President John F. Kennedy once observed, “Victory has a thousand fathers, but defeat is an orphan.” That certainly was true when it was announced that the state would enjoy a $1.544 billion surplus for next biennium. Immediately, the governor and legislators from both parties proclaimed their brilliance in financial management.
Now, that is entirely part of human nature. We love to win. In many ways, it is America’s most treasured value.
Less than 1% of the budget
However, there is a kicker. There will not be a massive surplus. Rather than it being over $1.5 billion, it will be a much smaller $382 million or less than 1 percent of the budget.
Understandably, the public will want to know why they are being sold the sizzle and not the steak. The answer is that it came about during the Pawlenty administration when some Republicans and Democrats had political ambitions for higher political office and were fearful of the possibility of projected budget deficits hindering their upward climb. The solution was simple: maintain inflation for revenues and remove it from expenditures. This way, a rosier picture could be presented.
However, the budget documents are clear: “Expenditure estimates must not include an allowance for inflation.” Imagine, a directive to deceive the public.

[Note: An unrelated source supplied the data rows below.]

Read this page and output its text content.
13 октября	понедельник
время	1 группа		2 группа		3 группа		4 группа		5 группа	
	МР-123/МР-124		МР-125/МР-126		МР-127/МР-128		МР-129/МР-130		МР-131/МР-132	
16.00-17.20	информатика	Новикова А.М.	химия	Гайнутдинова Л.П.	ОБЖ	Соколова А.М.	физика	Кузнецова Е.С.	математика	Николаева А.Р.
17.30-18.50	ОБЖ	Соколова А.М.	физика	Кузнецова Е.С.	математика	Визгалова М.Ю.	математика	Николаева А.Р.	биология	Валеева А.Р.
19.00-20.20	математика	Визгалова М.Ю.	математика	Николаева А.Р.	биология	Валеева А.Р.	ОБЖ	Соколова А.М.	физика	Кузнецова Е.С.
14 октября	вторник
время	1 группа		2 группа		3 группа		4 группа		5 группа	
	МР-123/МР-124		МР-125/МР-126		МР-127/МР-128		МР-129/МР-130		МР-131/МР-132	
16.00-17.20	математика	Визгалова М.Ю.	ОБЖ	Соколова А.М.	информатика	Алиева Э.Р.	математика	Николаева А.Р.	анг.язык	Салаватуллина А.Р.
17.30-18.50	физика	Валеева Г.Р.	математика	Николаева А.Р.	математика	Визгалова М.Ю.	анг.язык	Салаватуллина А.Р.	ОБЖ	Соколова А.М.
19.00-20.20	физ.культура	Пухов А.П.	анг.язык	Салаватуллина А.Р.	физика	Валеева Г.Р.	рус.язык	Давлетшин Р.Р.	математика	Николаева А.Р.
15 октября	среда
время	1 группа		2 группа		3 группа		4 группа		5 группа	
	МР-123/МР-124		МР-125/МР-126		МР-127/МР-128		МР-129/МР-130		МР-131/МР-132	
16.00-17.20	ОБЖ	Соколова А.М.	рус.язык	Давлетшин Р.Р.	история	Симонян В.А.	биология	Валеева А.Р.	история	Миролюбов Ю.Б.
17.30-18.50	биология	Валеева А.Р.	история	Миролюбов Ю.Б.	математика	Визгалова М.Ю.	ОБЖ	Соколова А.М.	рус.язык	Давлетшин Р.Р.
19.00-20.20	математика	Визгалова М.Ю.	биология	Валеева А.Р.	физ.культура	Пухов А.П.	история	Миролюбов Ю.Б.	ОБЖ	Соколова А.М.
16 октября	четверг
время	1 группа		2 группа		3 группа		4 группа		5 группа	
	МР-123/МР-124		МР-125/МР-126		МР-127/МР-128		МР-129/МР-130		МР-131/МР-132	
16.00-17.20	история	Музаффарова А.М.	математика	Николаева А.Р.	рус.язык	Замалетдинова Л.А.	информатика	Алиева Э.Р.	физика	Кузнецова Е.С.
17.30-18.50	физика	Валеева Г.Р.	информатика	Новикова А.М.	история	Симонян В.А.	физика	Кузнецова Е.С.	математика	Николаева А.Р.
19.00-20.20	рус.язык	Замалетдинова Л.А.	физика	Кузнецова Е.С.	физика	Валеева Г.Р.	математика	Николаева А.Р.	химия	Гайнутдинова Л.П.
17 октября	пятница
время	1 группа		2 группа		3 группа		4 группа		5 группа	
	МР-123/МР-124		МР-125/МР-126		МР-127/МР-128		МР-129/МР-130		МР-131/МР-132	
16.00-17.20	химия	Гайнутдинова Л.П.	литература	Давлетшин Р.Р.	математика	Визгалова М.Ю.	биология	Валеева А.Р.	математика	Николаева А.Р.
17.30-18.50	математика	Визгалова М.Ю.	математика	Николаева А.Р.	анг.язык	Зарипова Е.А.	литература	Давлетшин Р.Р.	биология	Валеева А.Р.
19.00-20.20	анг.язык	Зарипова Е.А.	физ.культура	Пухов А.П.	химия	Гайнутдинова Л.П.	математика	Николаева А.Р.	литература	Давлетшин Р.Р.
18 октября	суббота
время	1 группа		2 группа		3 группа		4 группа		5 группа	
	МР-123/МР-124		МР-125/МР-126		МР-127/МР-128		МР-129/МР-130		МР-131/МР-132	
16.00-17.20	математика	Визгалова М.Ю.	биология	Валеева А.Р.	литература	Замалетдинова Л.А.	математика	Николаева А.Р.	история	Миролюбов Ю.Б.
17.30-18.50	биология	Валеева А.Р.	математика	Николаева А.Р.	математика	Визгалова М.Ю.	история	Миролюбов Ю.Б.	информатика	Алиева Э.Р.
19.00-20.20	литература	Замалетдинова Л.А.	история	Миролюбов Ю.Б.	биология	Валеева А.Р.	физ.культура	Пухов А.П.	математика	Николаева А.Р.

What is not explained is why Gov. Mark Dayton and his finance team did not get the law changed. Obviously, they benefited from it. As recently as Dec. 12, Myron Frans, the commissioner of Management and Budget, was still hailing “the $1.5 billion surplus.” That is wholly unacceptable.
Sober warnings in forecast
The actuality is that the forecast issues some sobering warnings: “Slower economic growth is projected to continue into FY 2022-23 resulting in a slowdown in revenue growth.”
This means that the second budget of Gov. Tim Walz could be based on the expectation of a surplus of some $456 million, meaning that any inflationary growth in spending is not reflected in that number. Considering inflation in a $46 plus billion budget and the added social costs if the downturn is serious, the reality could be a sizable deficit. The new speaker of the House, Melissa Hortman, and newly elected Rep. Zack Stephenson (D-Coon Rapids) are on top of this and are working to make their colleagues more aware of the sobering challenges ahead. This tells me we are going to see more competent legislative oversight than we have witnessed in the past.
However, the main player in righting the financial ship must be the governor. Walz will have a current budget that is manageable, but there are some serious headwinds coming that will require bold changes. I would submit the following for consideration when his new management team assumes office:
1. Announce that a stated principle for all governance will be transparency. The public who pays the bill must also have the right to know how, when, how much, and where their money is being spent.
2. Reinstitute long-term financial planning to avoid the “surprises” that all too often beset us.
3. Immediately remove the restrictive language that takes inflation out of the spending forecast. In brief, politics is out and truthful and competent professional management is in.
4. Restore the public’s confidence in management by recreating the Loaned Executive Program (LEAP) originally designed by Gov. Wendell Anderson in the early 1970s. This effort brought together private sector executives with government managers in an effort to increase efficiency, productivity, and understandability. In talking with Gov.-elect Walz, I know he is fully on board. This is a superb management tool and has the potential to become a national model. And it should receive widespread bipartisan support.
If there is one word that must prevail over the next four years, it is prudence. This means careful and cautious spending, excellent oversight and long-term professional planning.
The public is always best served when there is full transparency and truthfulness about our challenges.
Arne Carlson is a former governor of Minnesota (1991-1999).